Este conto foi escrito em cinco dias. Creio que houve uma catarse interior, bem provável será notificar o retorno à uma serenidade própria que a literatura concede-me. Por ora trata-se mais de uma verificação do que um mero exercício literário. E isto devo à feira, ao torpor ecumênico de sua existência, entendida basicamente como uma inércia moral, às explosões sutis das análises lingüísticas que a mesma fomenta. No dizer de Eggonópoulos, e citado – tão poucos – ( os raros ).

Este conto é a fusão.




II


Houve um tempo em que minha alma regozijava-se facilmente. Agora, imbricada com espelho sinistro que busco verter com ódio para compreendê-la, ela tornou-se distante e pouca, como esta, seca. Outrora era a poesia, com suas mentiras bem disfarçadas, que retinha com acuidade o meu rancor. E, muito antes, em estados de alardes estúpidos e apogeus insidiosos, houve filosófica dedicação ao mundo, bem como uma vertente extirpadora... essa cria de rancores envelhecidos.

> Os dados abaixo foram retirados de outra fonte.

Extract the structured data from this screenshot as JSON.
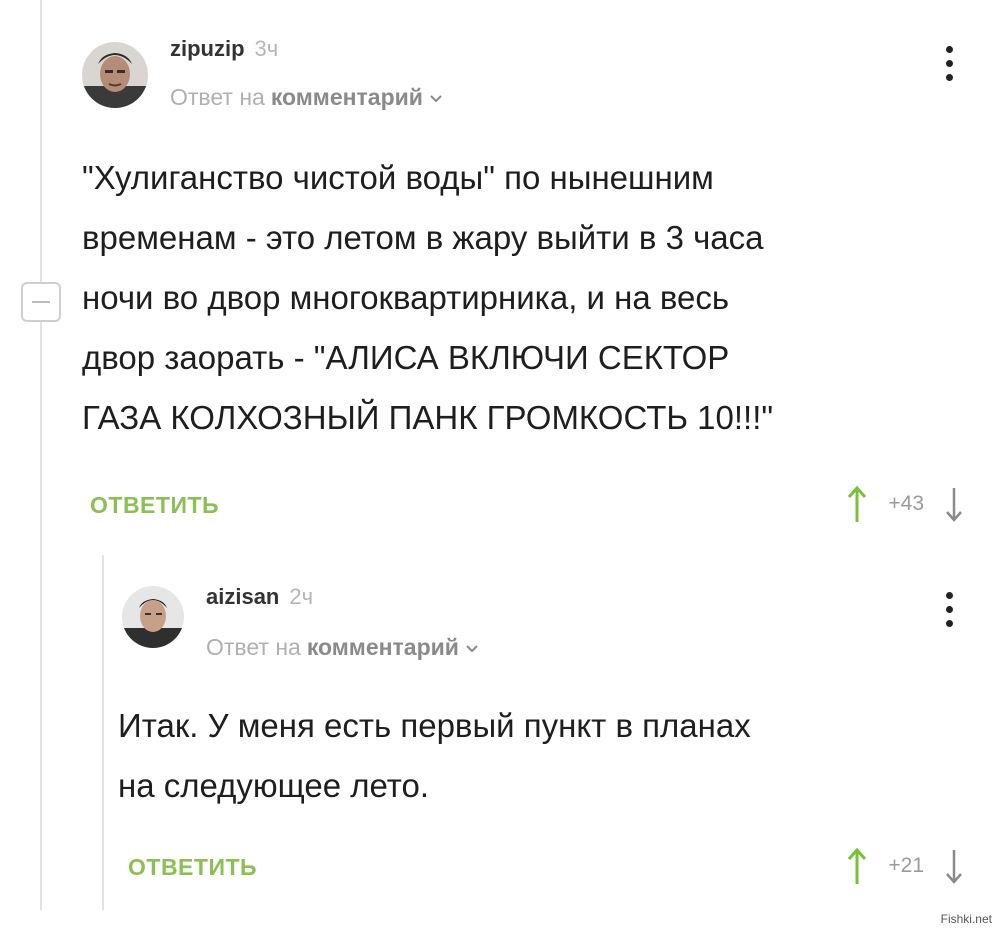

Aqui, eu. Caedo senta-se ao meu lado no ônibus. Jezebel deve estar distante, algo que possa – com certeza - . O mercado aproxima-se. Sua silhueta de estanho – inegável. Atropelo roupas nas mulheres com cestas repletas de verduras o verde penetrante do coentro isto do ônibus. Em pleno centro nervoso da burocracia do Estado onde empresas em prédios quase gigantescos elevam suas preces à economia, ao poder público e privado, às legislações tributárias, às imbecilidades impetradas pela União, na avenida principal onde eu e Caedo descemos apressados do ônibus, velhos decrépitos, velhos enrugados, velhos espalham nas calçadas – com uma manta de plástico negro – a feira.

Umbelíferas, Compostas, Solanáceas, Liliáceas, as cores, a anarquia popular frente a si mesmos, diante da compostura decadente de suas misérias. Os gritos, o sol ergue-se virulento, trespassam a multidão – e chegam.

- É melhor cruzarmos agora – Caedo.

Eu sigo.

- Vamos – respondo.

Zunir. muito perto. uma madeixa, penso eu. de repolhos. uma trança de alho dependura-se fielmente na entrada da mulher – sua casa. Aqui não vemos e medimos as coisas, elas pensam e locomovem-se por si mesmas, para si, em si, resolutas evoluem com tranqüilidade ou algazarra. A feira.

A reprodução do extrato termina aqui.